Behavioural analytics examines the “what’s” and “how’s” of consumer behavioral data to inform the “why’s” of consumer behavior. Thus, if the purpose of market research is to understand your target market, then online behavioural data collection and analysis has to become an essential ingredient in the research process.
Of course, market researchers have been using behavioral data for years, mostly in the form of qualitative techniques, including observations or ethnographies. However, it is the advances in technology and data science that have allowed researchers to combine traditional survey data with behavioural metrics that provide a more accurate and holistic understanding of the consumer.
Why Use Behavioural Data?
Instead of thinking of humans as fully rational economic actors, behavioural science acknowledges that our time and attention are limited, and we don’t have the mental resources to process all the information around us at all times. So in order to make efficient decisions, we use heuristics, or mental shortcuts, which can lead us to decisions that deviate from the predictions of rationality.
Using behavioral data to learn about consumer preferences and behavior is a very hot topic for marketing researchers. As discussed by InfoSurv here, surveys aren’t perfect: samples may not be representative, respondents’ memories may be flawed, survey questions may be badly designed, or there may be an incorrect analytical technique used. Moreover, even if all of those factors work perfectly, the fact is that survey data is limited to a sample of respondents at one point in time. Researchers have always struggled with these limitations, so it is no wonder that behavioral data, with its promise of ongoing, inexpensive, accurate data about what consumers actually do, is very compelling.
The science of analysing online behavioral data is now widespread in businesses of all sizes.
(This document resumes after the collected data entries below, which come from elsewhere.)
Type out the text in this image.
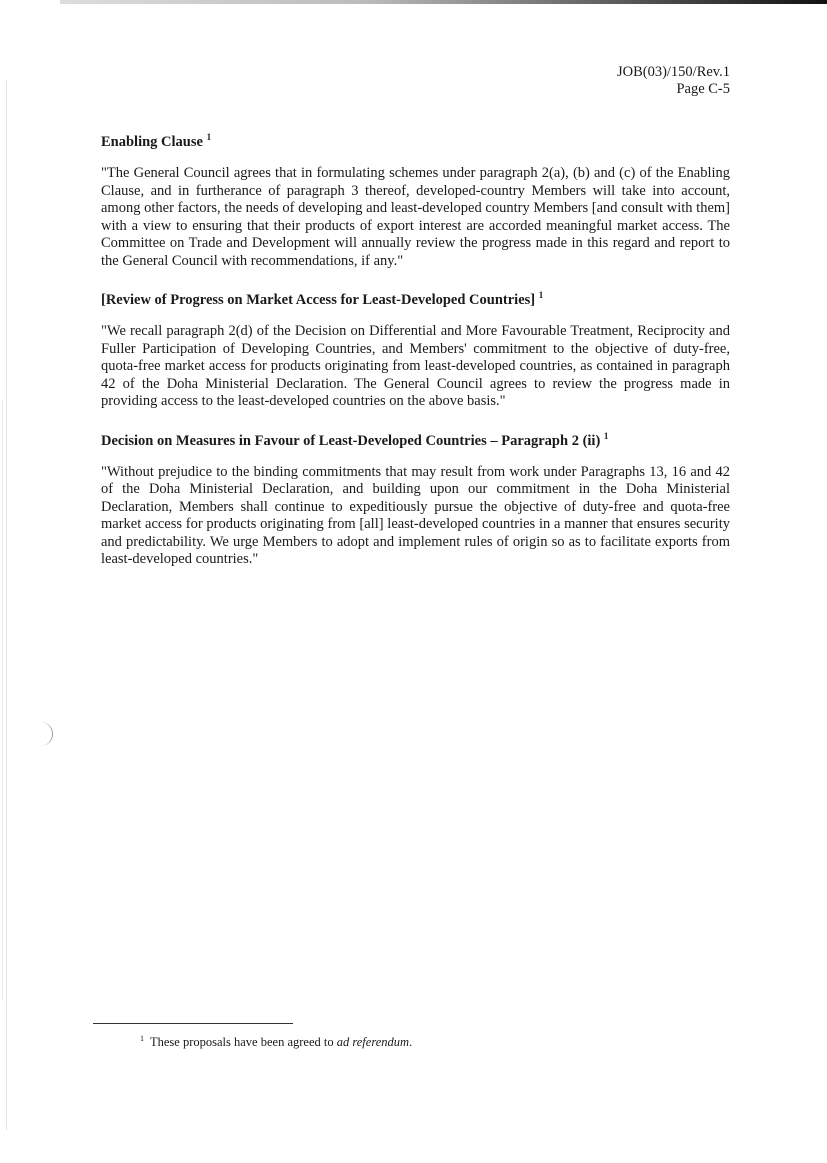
JOB(03)/150/Rev.1
Page C-5
Enabling Clause $^1$

"The General Council agrees that in formulating schemes under paragraph 2(a), (b) and (c) of the Enabling Clause, and in furtherance of paragraph 3 thereof, developed-country Members will take into account, among other factors, the needs of developing and least-developed country Members [and consult with them] with a view to ensuring that their products of export interest are accorded meaningful market access. The Committee on Trade and Development will annually review the progress made in this regard and report to the General Council with recommendations, if any."

[Review of Progress on Market Access for Least-Developed Countries] $^1$

"We recall paragraph 2(d) of the Decision on Differential and More Favourable Treatment, Reciprocity and Fuller Participation of Developing Countries, and Members' commitment to the objective of duty-free, quota-free market access for products originating from least-developed countries, as contained in paragraph 42 of the Doha Ministerial Declaration. The General Council agrees to review the progress made in providing access to the least-developed countries on the above basis."

Decision on Measures in Favour of Least-Developed Countries – Paragraph 2 (ii) $^1$

"Without prejudice to the binding commitments that may result from work under Paragraphs 13, 16 and 42 of the Doha Ministerial Declaration, and building upon our commitment in the Doha Ministerial Declaration, Members shall continue to expeditiously pursue the objective of duty-free and quota-free market access for products originating from [all] least-developed countries in a manner that ensures security and predictability. We urge Members to adopt and implement rules of origin so as to facilitate exports from least-developed countries."

$^1$ These proposals have been agreed to ad referendum.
However, what is missing from this data is the descriptive data (demographics and attitudes/beliefs) that help us understand who is behaving this way and why the behavior is happening. That’s where surveys come in. Thanks to the ease of tagging survey data with online identification, combining online behavior data and survey data becomes easier and faster for marketing researchers. If this can be achieved, that is where the most powerful consumer insights will be generated from.
Benefits for Market Research
By combining what we learn in surveys and what we learn from web analytics, we can create and test business decisions to appeal and motivate consumers at the individual level. Especially as the Internet of Things grows, you will be able to gain a true multi-faceted view of your customer – on the internet, on their phone, and other connected home appliances that will allow researchers to analyse every conscious and subconscious decision made by their target audience.
Some marketing researchers believe the days of survey research are numbered. They argue that as technology and interconnection develop and proliferate, surveys will inevitably succumb to the greater richness and lower costs of these other methods. That remains to be seen, but for now, combining behavioral data with survey data is an important advance for marketing. Omni-channel intelligence and data is going to be an essential part of understanding consumers into the future. By combining authentic survey data with behavioural data collection at scale, companies will be able to deliver real-time insights to influence decision making each day.
Challenges for Market Research
Despite this, there will always be challenges. As technology and ‘Big Tech’ has transcended regulatory boundaries in the last decade, our fascination as consumers with personalisation, flawless customer experience and an array of products that have fundamentally changed how we live our lives has led to many consumers casting a blind eye to the data driving such experiences.
However, a growing proportion of the population have started to take notice of the potential privacy infringements taking place each day by these data processors. This is most prevalent in Europe, thanks to the work carried out in Brussels and the implementation of GDPR in 2016. A key challenge moving forward will be the careful consideration of consumers and the ethical collection of quantitative, qualitative and behavioural data to effectively deliver these experiences into the future.